W szkole czarownic zwanej Chmurną Wieżą zaginęła jedna z uczennic.Dziewczyny z Klubu Winx zastanawiają się, cóż mogło się takiego stać. Stella, jak to ona - nieposłuszna romantyczka, uważa, że ta czarownica musiała uciec z chłopakiem. Bloom i reszta jednak nie są tego takie pewne. Dyrektorka szkoły czarownic jest przerażona, ponieważ po raz pierwszy coś takiego się wydarzyło. Musa dowiedziała się, że prawdopodobnie ich koleżanka została porwana, całe Magix zostało postawione na nogi i przeszukiwane. Tylko dlaczego ktoś chciałby porwać zwykłą, przeciętną czarownicę, której rodzice nawet nie są bogaci. Czarodziejka muzyki ostrzega koleżanki, że to może być coś poważniejszego, że możliwe iż ktoś porwał ją nie dla okupu, ale dla ich zdolności magicznych. Winx postanawiają teraz uważać jeszcze bardziej i jak najrzadziej spędzać czas samemu...

I tak dobiegł upragniony weekend, czas wolny od nauki, czas leniuchowania i zabawy. Winx jak zawsze spotykają się w kawiarni "Biały Koń", położonej nad morzem, w której pracuje Bloom. Oczywiście towarzyszą im chłopcy z Czerwonej Fontanny. Bloom ma pełne ręce roboty, w lokalu pojawiło się mnóstwo ludzi, znajomych i nie. Nagle do kawiarni wpada policja i zatrzymuje dwójkę podejrzanych mężczyzn, którzy próbowali uciec, ale na szczęście budynek został otoczony.
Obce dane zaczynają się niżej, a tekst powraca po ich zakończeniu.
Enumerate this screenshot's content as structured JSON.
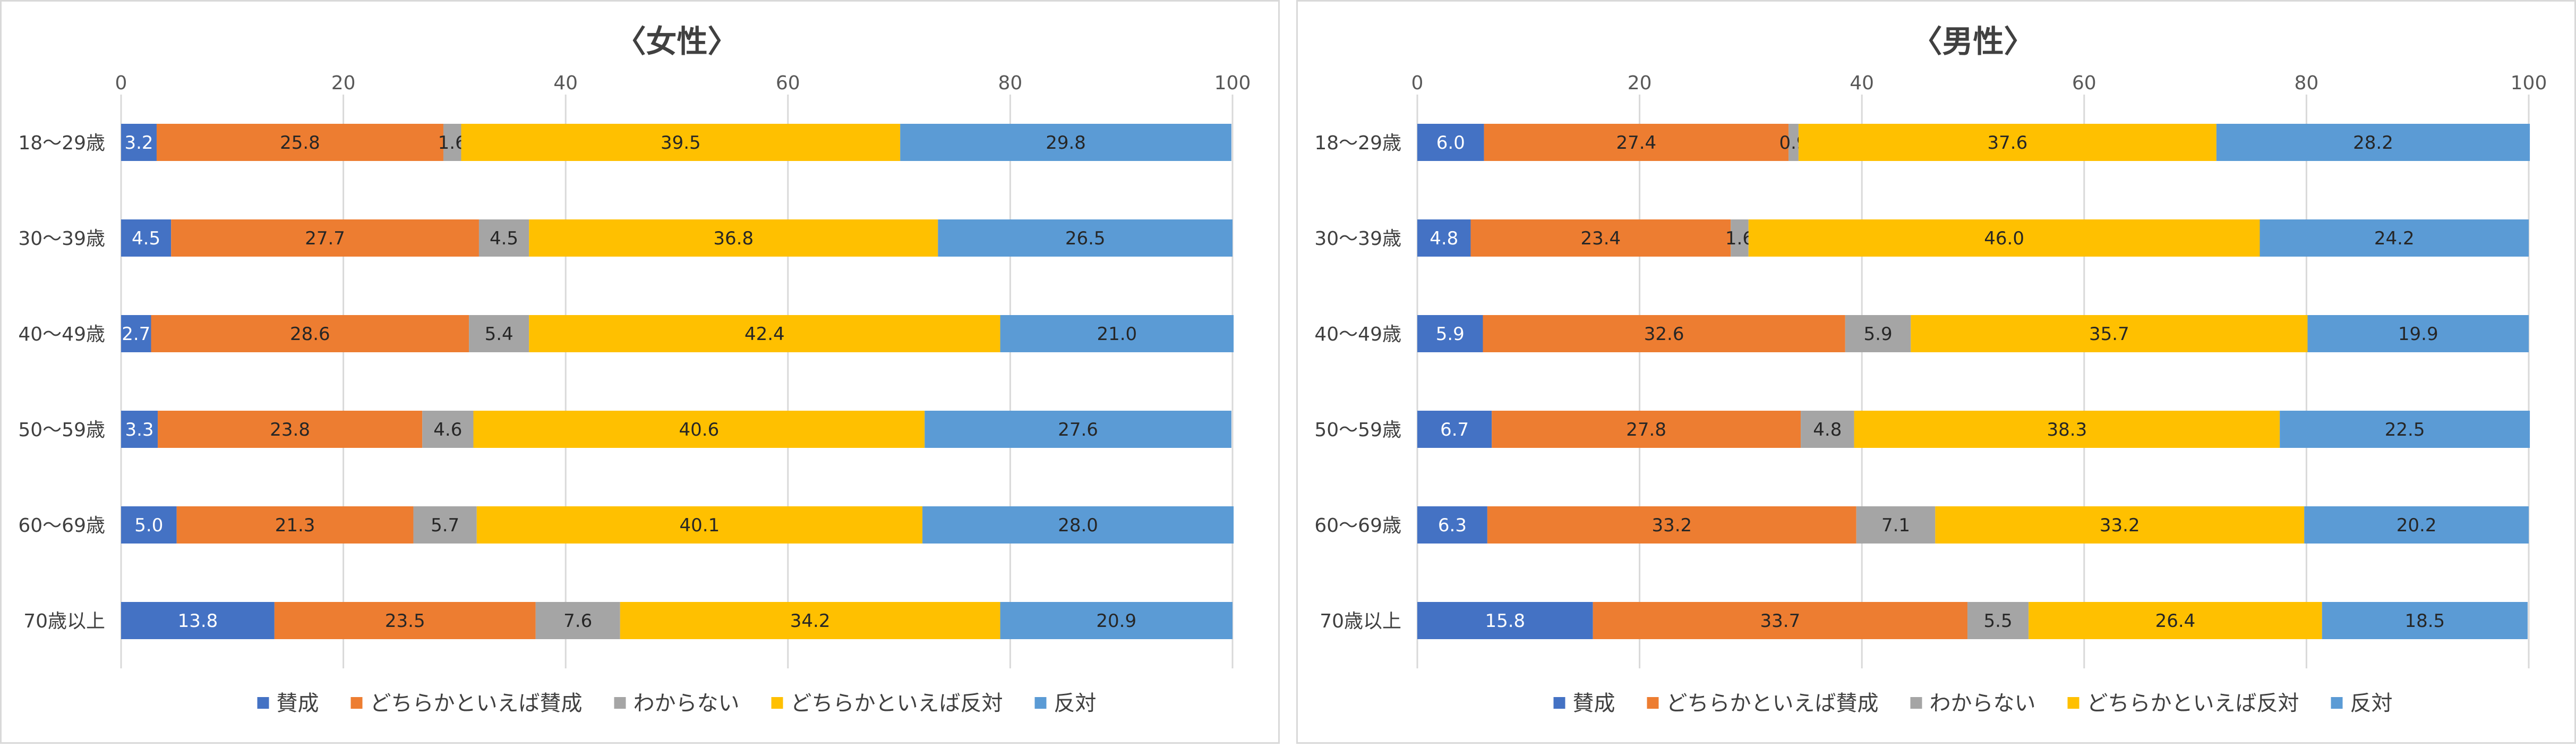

Już za chwilę niebezpieczna dwójka została obezwładniona i aresztowana. Okazało się, że to obcy najeźdźcy, który prowadzili w Magix podejrzane interesy. Niestety, ale wciągnęli w to całą masę porządnych ludzi. Wszyscy klienci lokalu zostali kolejno przesłuchani, nawet naszych Winx to nie ominęło. Książę Sky znał dowodzącego sierżanta, i jako zaufany obywatel - on i jego przyjaciele nie są o nic podejrzewani. Niestety jednak muszą złożyć zeznania. Sprawy tak się poukładały, że z romantycznego i przyjemnego popołudnia ze znajomymi wyszła niezła sensacja i dzień pełen wrażeń.
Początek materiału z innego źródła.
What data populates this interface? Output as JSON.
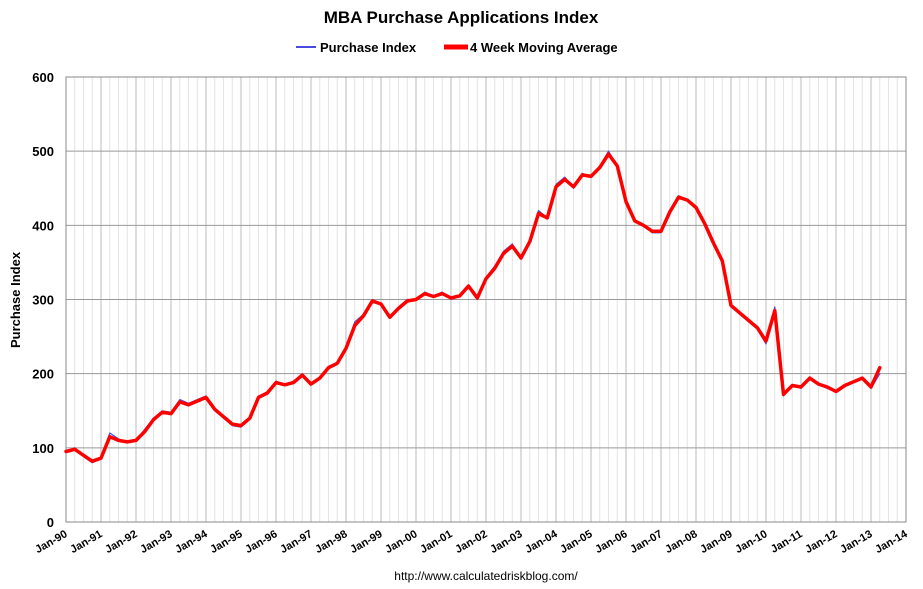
{
  "chart_data": {
    "type": "line",
    "title": "MBA Purchase Applications Index",
    "ylabel": "Purchase Index",
    "xlabel": "",
    "ylim": [
      0,
      600
    ],
    "yticks": [
      "0",
      "100",
      "200",
      "300",
      "400",
      "500",
      "600"
    ],
    "xticks": [
      "Jan-90",
      "Jan-91",
      "Jan-92",
      "Jan-93",
      "Jan-94",
      "Jan-95",
      "Jan-96",
      "Jan-97",
      "Jan-98",
      "Jan-99",
      "Jan-00",
      "Jan-01",
      "Jan-02",
      "Jan-03",
      "Jan-04",
      "Jan-05",
      "Jan-06",
      "Jan-07",
      "Jan-08",
      "Jan-09",
      "Jan-10",
      "Jan-11",
      "Jan-12",
      "Jan-13",
      "Jan-14"
    ],
    "xlim": [
      "Jan-90",
      "Jan-14"
    ],
    "grid": {
      "horizontal": true,
      "vertical": true
    },
    "legend_position": "top-center",
    "series": [
      {
        "name": "Purchase Index",
        "color": "#4a4ae0",
        "x": [
          "1990-01",
          "1990-04",
          "1990-07",
          "1990-10",
          "1991-01",
          "1991-04",
          "1991-07",
          "1991-10",
          "1992-01",
          "1992-04",
          "1992-07",
          "1992-10",
          "1993-01",
          "1993-04",
          "1993-07",
          "1993-10",
          "1994-01",
          "1994-04",
          "1994-07",
          "1994-10",
          "1995-01",
          "1995-04",
          "1995-07",
          "1995-10",
          "1996-01",
          "1996-04",
          "1996-07",
          "1996-10",
          "1997-01",
          "1997-04",
          "1997-07",
          "1997-10",
          "1998-01",
          "1998-04",
          "1998-07",
          "1998-10",
          "1999-01",
          "1999-04",
          "1999-07",
          "1999-10",
          "2000-01",
          "2000-04",
          "2000-07",
          "2000-10",
          "2001-01",
          "2001-04",
          "2001-07",
          "2001-10",
          "2002-01",
          "2002-04",
          "2002-07",
          "2002-10",
          "2003-01",
          "2003-04",
          "2003-07",
          "2003-10",
          "2004-01",
          "2004-04",
          "2004-07",
          "2004-10",
          "2005-01",
          "2005-04",
          "2005-07",
          "2005-10",
          "2006-01",
          "2006-04",
          "2006-07",
          "2006-10",
          "2007-01",
          "2007-04",
          "2007-07",
          "2007-10",
          "2008-01",
          "2008-04",
          "2008-07",
          "2008-10",
          "2009-01",
          "2009-04",
          "2009-07",
          "2009-10",
          "2010-01",
          "2010-04",
          "2010-07",
          "2010-10",
          "2011-01",
          "2011-04",
          "2011-07",
          "2011-10",
          "2012-01",
          "2012-04",
          "2012-07",
          "2012-10",
          "2013-01",
          "2013-04"
        ],
        "values": [
          95,
          100,
          88,
          80,
          85,
          120,
          112,
          108,
          110,
          125,
          140,
          150,
          148,
          165,
          160,
          165,
          170,
          150,
          140,
          130,
          128,
          140,
          170,
          175,
          190,
          185,
          190,
          200,
          185,
          195,
          210,
          215,
          235,
          270,
          280,
          300,
          295,
          275,
          290,
          300,
          300,
          310,
          305,
          310,
          300,
          305,
          320,
          300,
          330,
          345,
          365,
          375,
          355,
          380,
          420,
          410,
          455,
          465,
          450,
          470,
          465,
          480,
          500,
          480,
          430,
          405,
          400,
          390,
          390,
          420,
          440,
          435,
          425,
          400,
          375,
          350,
          290,
          280,
          270,
          260,
          240,
          290,
          170,
          185,
          180,
          195,
          185,
          180,
          175,
          185,
          190,
          195,
          180,
          200
        ]
      },
      {
        "name": "4 Week Moving Average",
        "color": "#ff0000",
        "x": [
          "1990-01",
          "1990-04",
          "1990-07",
          "1990-10",
          "1991-01",
          "1991-04",
          "1991-07",
          "1991-10",
          "1992-01",
          "1992-04",
          "1992-07",
          "1992-10",
          "1993-01",
          "1993-04",
          "1993-07",
          "1993-10",
          "1994-01",
          "1994-04",
          "1994-07",
          "1994-10",
          "1995-01",
          "1995-04",
          "1995-07",
          "1995-10",
          "1996-01",
          "1996-04",
          "1996-07",
          "1996-10",
          "1997-01",
          "1997-04",
          "1997-07",
          "1997-10",
          "1998-01",
          "1998-04",
          "1998-07",
          "1998-10",
          "1999-01",
          "1999-04",
          "1999-07",
          "1999-10",
          "2000-01",
          "2000-04",
          "2000-07",
          "2000-10",
          "2001-01",
          "2001-04",
          "2001-07",
          "2001-10",
          "2002-01",
          "2002-04",
          "2002-07",
          "2002-10",
          "2003-01",
          "2003-04",
          "2003-07",
          "2003-10",
          "2004-01",
          "2004-04",
          "2004-07",
          "2004-10",
          "2005-01",
          "2005-04",
          "2005-07",
          "2005-10",
          "2006-01",
          "2006-04",
          "2006-07",
          "2006-10",
          "2007-01",
          "2007-04",
          "2007-07",
          "2007-10",
          "2008-01",
          "2008-04",
          "2008-07",
          "2008-10",
          "2009-01",
          "2009-04",
          "2009-07",
          "2009-10",
          "2010-01",
          "2010-04",
          "2010-07",
          "2010-10",
          "2011-01",
          "2011-04",
          "2011-07",
          "2011-10",
          "2012-01",
          "2012-04",
          "2012-07",
          "2012-10",
          "2013-01",
          "2013-04"
        ],
        "values": [
          95,
          98,
          90,
          82,
          86,
          115,
          110,
          108,
          110,
          122,
          138,
          148,
          146,
          162,
          158,
          163,
          168,
          152,
          142,
          132,
          130,
          140,
          168,
          174,
          188,
          185,
          188,
          198,
          186,
          194,
          208,
          214,
          234,
          265,
          278,
          298,
          294,
          276,
          288,
          298,
          300,
          308,
          304,
          308,
          302,
          305,
          318,
          302,
          328,
          342,
          362,
          372,
          356,
          378,
          416,
          410,
          452,
          462,
          452,
          468,
          466,
          478,
          496,
          480,
          432,
          406,
          400,
          392,
          392,
          418,
          438,
          434,
          424,
          402,
          376,
          352,
          292,
          282,
          272,
          262,
          244,
          285,
          172,
          184,
          182,
          194,
          186,
          182,
          176,
          184,
          189,
          194,
          182,
          208
        ]
      }
    ],
    "source": "http://www.calculatedriskblog.com/"
  }
}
Przesłuchania jednak szybko dobiegły końca i cała grupka na nowo spotkała się przed budynkiem policji. Najdłużej z całej paczki na komisariacie spędził Riven. A jak już wyszedł niestety nie chciał nic powiedzieć i oznajmił, iż musi coś załatwić. Biedna Musa straciła ochotę na spacer i wróciła do domu. Nie w smak jej było patrzeć jak koleżanki mają się do kogo przytulić, a ona sama musiałaby to wszystko znosić.